Come again? As this is the most reliably hot winter destination reachable from the UK at reasonable distance then yes. It’s a five hour flight into the bedlam of Luxor airport. Then half an hour by coach to the Jolie Ville’s five star peace. You can get a free boat or bus into town to spend an enjoyable day being hassled beyond as you negotiate the bazars, temples, museums, mummies, tours of the tombs, visits to the amazing Colossus of Memnon and the vast Temple of Queen Hatshepsut. You can fly over the lot by hot air balloon for eighty quid or visit Cairo for the day by plane for three times that.

But I’m here for lying down. According to Guralnick Elvis did a lot of this. Hanging out by the pool. I’ve just ordered a club sandwich and another glass of Egyptian Stella. Alcohol content 4.5%. I can imagine the King doing that.

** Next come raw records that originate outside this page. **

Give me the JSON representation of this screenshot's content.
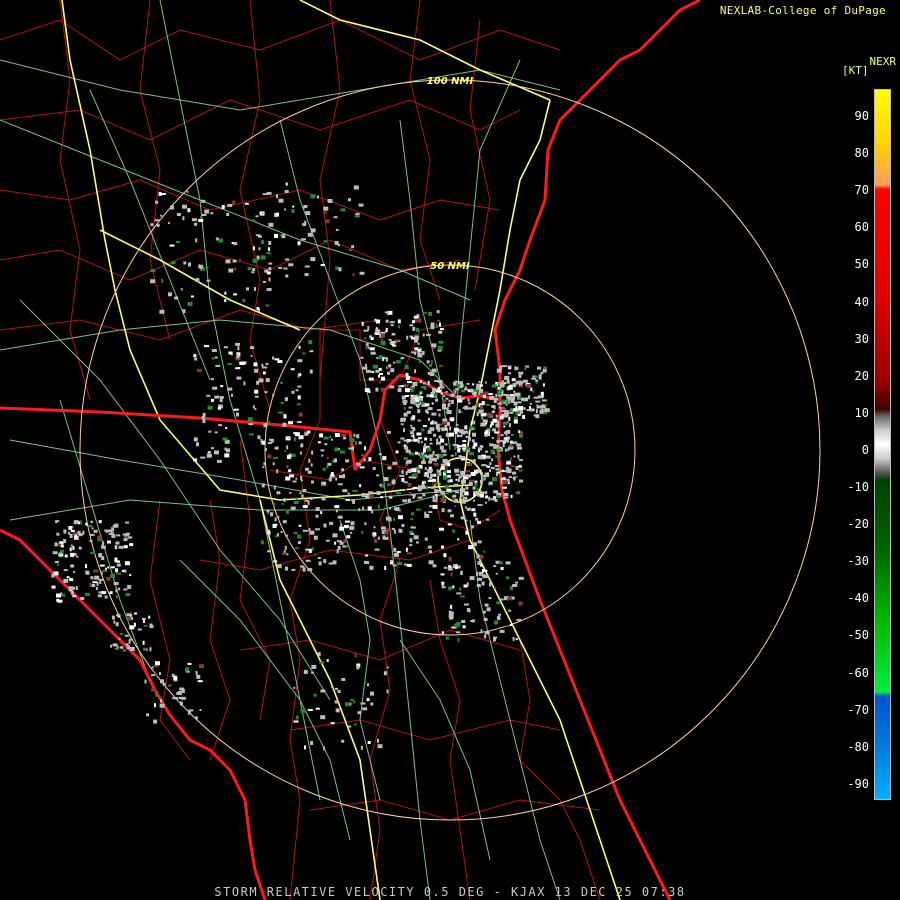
{
  "header": {
    "credit": "NEXLAB-College of DuPage",
    "product": "NEXR",
    "units": "[KT]"
  },
  "caption": "STORM RELATIVE VELOCITY 0.5 DEG - KJAX 13 DEC 25 07:38",
  "map": {
    "radar_site": "KJAX",
    "range_rings": [
      {
        "label": "100 NMI"
      },
      {
        "label": "50 NMI"
      }
    ],
    "colors": {
      "background": "#000000",
      "county_lines": "#b31414",
      "state_lines": "#ff1a1a",
      "highways": "#ffff66",
      "roads": "#8fe39a",
      "range_rings": "#ffd0a0"
    }
  },
  "legend": {
    "unit": "KT",
    "ticks": [
      "90",
      "80",
      "70",
      "60",
      "50",
      "40",
      "30",
      "20",
      "10",
      "0",
      "-10",
      "-20",
      "-30",
      "-40",
      "-50",
      "-60",
      "-70",
      "-80",
      "-90"
    ]
  }
}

The Maritim Jolie Ville Kings Island Hotel Luxor is at Awameya Road - Kings Island, Luxor – Egypt, +20 (95) 2274855, resort@lux-maritim-jolieville.com


In late January 2011 the Egyptian revolution reached Luxor and there are reports of trouble near the town’s big hotels. The ruling party’s HQ has been set alight, says a posting in the blogosphere. There are tanks on the streets. UK Foreign Office advice is to avoid travel to Egypt until things settle down.

Peter Finch

1 comment:

Anonymous said...

Great article! And, we agree that the JV, Luxor, is a wonderful place. We have been there 7 times in the last 6 years - and plan on going again in 2012. And Urs Umbricht is indeed the most genial and attentive of hosts, always out and about, charming the guests. Regarding the Revolution in Jan 2011 year: We stayed at the JV in May - and nothing had changed, either there or in Luxor itself.
Personally I would not be too keen on going to Cairo at the moment, but people should be told that Luxor is safe!!